Im Wirtschaftsrecht stehen nachhaltigkeitsbezogene Anforderungen an Unternehmen, insbesondere aus dem Gesellschaftsrecht, im Mittelpunkt. Hierzu zählen die Integration von Umwelt-, Sozial- und Governance-Kriterien (ESG) in die Unternehmensstrategie, die Erweiterung der Geschäftsleiterpflichten um Nachhaltigkeitsaspekte sowie die Fortentwicklung der nichtfinanziellen Berichterstattungspflichten. Zudem gewinnen regulatorische Initiativen wie die EU-Taxonomie-Verordnung, die Corporate Sustainability Reporting Directive (CSRD) und die Corporate Sustainability Due Diligence Directive (CSDDD) zunehmend an Bedeutung für die rechtliche Strukturierung unternehmerischen Handelns. Gesellschaftsrechtlich stellt sich insbesondere die Frage, wie Nachhaltigkeit als Unternehmenszweck in Satzung, Unternehmensverfassung und Organverantwortung verankert werden kann.

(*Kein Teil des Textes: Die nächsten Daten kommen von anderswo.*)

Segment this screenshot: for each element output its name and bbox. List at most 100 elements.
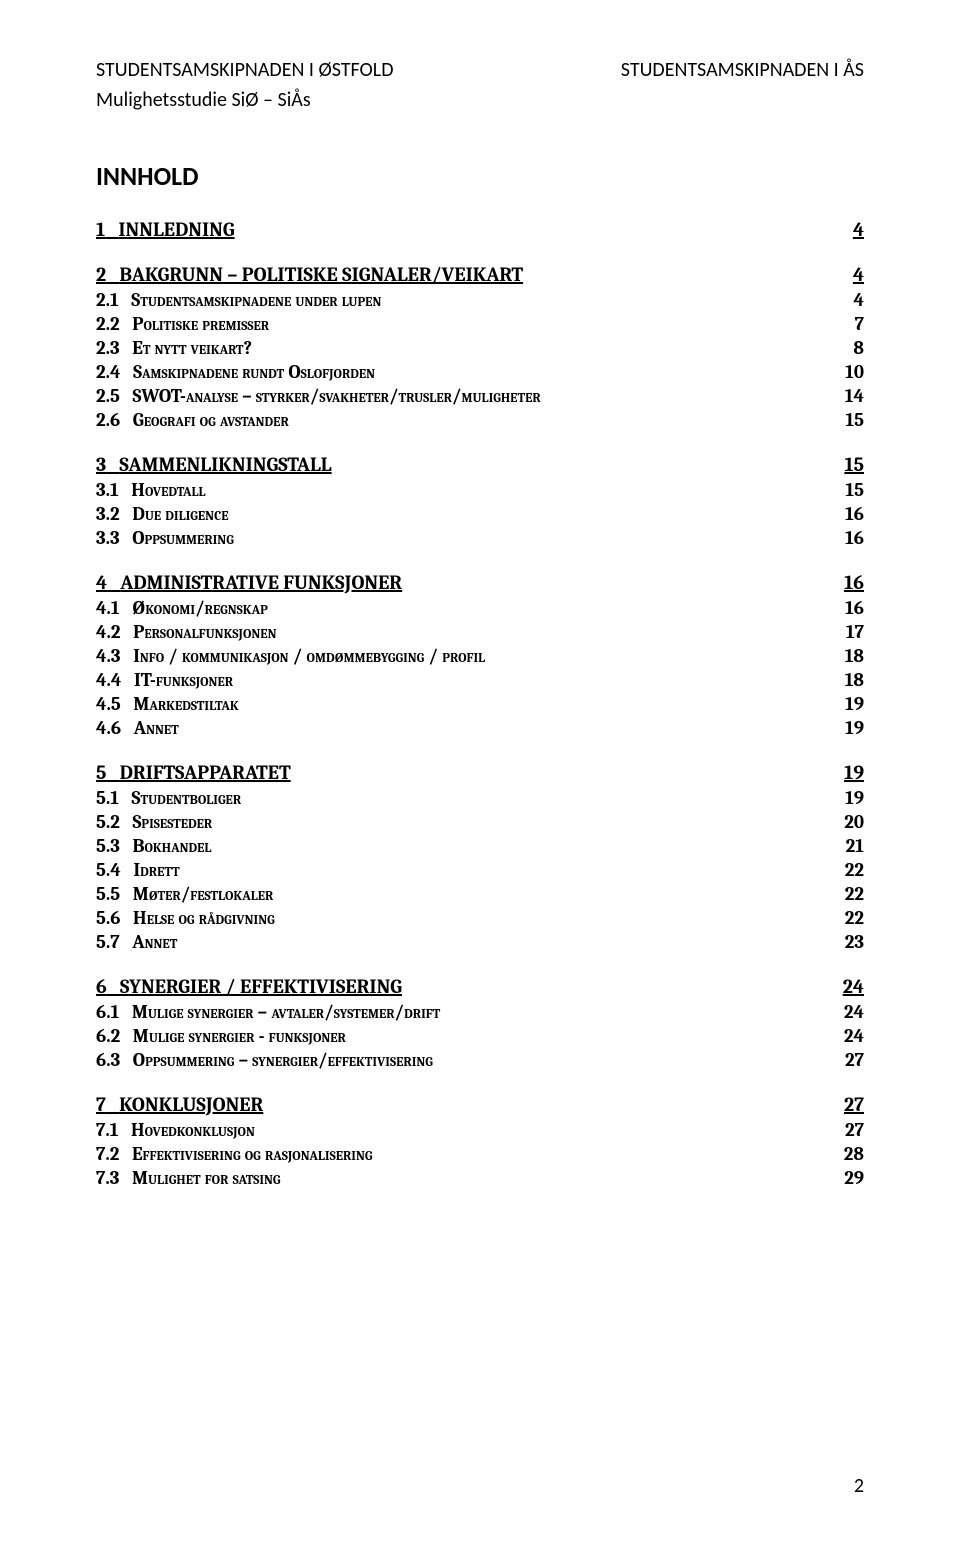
toc-subsection: 4.3 Info / kommunikasjon / omdømmebyggin… [96,645,864,667]
toc-subsection-title: Økonomi/regnskap [132,597,268,619]
toc-subsection-title: Spisesteder [132,811,212,833]
toc-page-number: 19 [845,693,864,715]
toc-subsection: 5.4 Idrett22 [96,859,864,881]
toc-subsection: 6.3 Oppsummering – synergier/effektivise… [96,1049,864,1071]
toc-subsection-label: 3.3 Oppsummering [96,527,234,549]
header-subtitle: Mulighetsstudie SiØ – SiÅs [96,88,864,112]
toc-subsection-label: 5.1 Studentboliger [96,787,241,809]
page-title: INNHOLD [96,160,864,192]
toc-subsection-number: 2.2 [96,313,120,335]
toc-subsection-label: 5.2 Spisesteder [96,811,212,833]
toc-subsection-number: 4.1 [96,597,120,619]
toc-subsection-label: 2.2 Politiske premisser [96,313,269,335]
toc-section: 4 ADMINISTRATIVE FUNKSJONER16 [96,571,864,594]
toc-subsection-number: 5.1 [96,787,119,809]
toc-subsection-title: Helse og rådgivning [133,907,275,929]
toc-subsection: 4.2 Personalfunksjonen17 [96,621,864,643]
toc-section-number: 3 [96,453,106,476]
toc-page-number: 22 [845,907,864,929]
toc-subsection-title: Annet [134,717,179,739]
toc-section-title: BAKGRUNN – POLITISKE SIGNALER/VEIKART [119,263,523,286]
toc-subsection: 5.1 Studentboliger19 [96,787,864,809]
header-left: STUDENTSAMSKIPNADEN I ØSTFOLD [96,58,394,82]
toc-subsection-label: 4.4 IT-funksjoner [96,669,233,691]
toc-subsection-number: 2.4 [96,361,121,383]
toc-page-number: 16 [845,503,864,525]
toc-subsection-title: Info / kommunikasjon / omdømmebygging / … [133,645,485,667]
toc-subsection-title: Mulighet for satsing [132,1167,281,1189]
toc-section-number: 7 [96,1093,106,1116]
header-row: STUDENTSAMSKIPNADEN I ØSTFOLD STUDENTSAM… [96,58,864,82]
toc-subsection: 4.5 Markedstiltak 19 [96,693,864,715]
toc-section-label: 2 BAKGRUNN – POLITISKE SIGNALER/VEIKART [96,263,523,286]
toc-section-number: 1 [96,218,105,241]
toc-subsection-title: Due diligence [132,503,228,525]
toc-subsection-number: 2.3 [96,337,120,359]
toc-section: 6 SYNERGIER / EFFEKTIVISERING24 [96,975,864,998]
toc-subsection-number: 3.2 [96,503,120,525]
toc-page-number: 21 [846,835,864,857]
toc-subsection-number: 6.3 [96,1049,120,1071]
toc-subsection-number: 4.6 [96,717,121,739]
toc-page-number: 8 [853,337,864,359]
toc-page-number: 16 [845,597,864,619]
toc-subsection-title: Bokhandel [132,835,211,857]
toc-subsection: 2.1 Studentsamskipnadene under lupen4 [96,289,864,311]
toc-subsection-label: 7.1 Hovedkonklusjon [96,1119,255,1141]
toc-subsection-label: 4.6 Annet [96,717,179,739]
toc-subsection-number: 5.2 [96,811,120,833]
toc-subsection: 2.3 Et nytt veikart?8 [96,337,864,359]
toc-subsection-label: 5.3 Bokhandel [96,835,211,857]
toc-subsection-label: 6.1 Mulige synergier – avtaler/systemer/… [96,1001,440,1023]
toc-subsection-label: 2.4 Samskipnadene rundt Oslofjorden [96,361,375,383]
table-of-contents: 1 INNLEDNING42 BAKGRUNN – POLITISKE SIGN… [96,218,864,1189]
toc-page-number: 27 [845,1119,864,1141]
toc-subsection-title: Markedstiltak [133,693,238,715]
toc-subsection-number: 2.6 [96,409,120,431]
toc-subsection: 2.2 Politiske premisser7 [96,313,864,335]
toc-subsection-number: 3.1 [96,479,119,501]
toc-section: 7 KONKLUSJONER 27 [96,1093,864,1116]
toc-page-number: 15 [845,409,864,431]
toc-subsection: 7.3 Mulighet for satsing 29 [96,1167,864,1189]
toc-subsection-number: 5.4 [96,859,121,881]
toc-section: 5 DRIFTSAPPARATET19 [96,761,864,784]
toc-subsection-number: 5.3 [96,835,120,857]
toc-page-number: 29 [844,1167,864,1189]
toc-subsection: 3.3 Oppsummering16 [96,527,864,549]
toc-page-number: 24 [844,1001,864,1023]
toc-page-number: 20 [844,811,864,833]
toc-subsection: 2.4 Samskipnadene rundt Oslofjorden 10 [96,361,864,383]
toc-subsection-label: 6.2 Mulige synergier - funksjoner [96,1025,346,1047]
toc-page-number: 17 [846,621,864,643]
toc-subsection-label: 4.5 Markedstiltak [96,693,239,715]
toc-section-title: KONKLUSJONER [119,1093,263,1116]
toc-subsection-title: Geografi og avstander [133,409,289,431]
toc-section-title: ADMINISTRATIVE FUNKSJONER [120,571,402,594]
toc-subsection-label: 5.6 Helse og rådgivning [96,907,275,929]
toc-section-title: SAMMENLIKNINGSTALL [119,453,331,476]
document-page: STUDENTSAMSKIPNADEN I ØSTFOLD STUDENTSAM… [0,0,960,1544]
toc-subsection-title: Effektivisering og rasjonalisering [132,1143,373,1165]
toc-page-number: 18 [845,645,864,667]
toc-subsection-label: 5.7 Annet [96,931,177,953]
toc-section-number: 2 [96,263,106,286]
toc-subsection: 3.1 Hovedtall15 [96,479,864,501]
header-right: STUDENTSAMSKIPNADEN I ÅS [621,58,864,82]
toc-subsection-label: 4.1 Økonomi/regnskap [96,597,268,619]
toc-section-number: 4 [96,571,107,594]
toc-subsection-title: Mulige synergier – avtaler/systemer/drif… [132,1001,440,1023]
toc-page-number: 27 [844,1093,864,1116]
toc-page-number: 19 [845,717,864,739]
toc-section-number: 6 [96,975,107,998]
toc-subsection: 4.1 Økonomi/regnskap 16 [96,597,864,619]
toc-page-number: 22 [845,883,864,905]
toc-subsection-number: 4.2 [96,621,121,643]
toc-page-number: 10 [845,361,864,383]
toc-subsection-title: Hovedtall [131,479,205,501]
toc-page-number: 23 [845,931,864,953]
toc-subsection-number: 7.3 [96,1167,119,1189]
toc-subsection-title: SWOT-analyse – styrker/svakheter/trusler… [132,385,540,407]
toc-subsection-title: Studentsamskipnadene under lupen [131,289,381,311]
toc-subsection: 4.4 IT-funksjoner18 [96,669,864,691]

Die rechtswissenschaftliche Auseinandersetzung mit diesen Entwicklungen zielt auf die Schaffung eines kohärenten rechtlichen Ordnungsrahmens, der nachhaltiges Wirtschaften nicht nur ermöglicht, sondern aktiv fördert – ohne dabei die Prinzipien der Rechtssicherheit, der Wettbewerbsneutralität und der ökonomischen Rationalität aus dem Blick zu verlieren.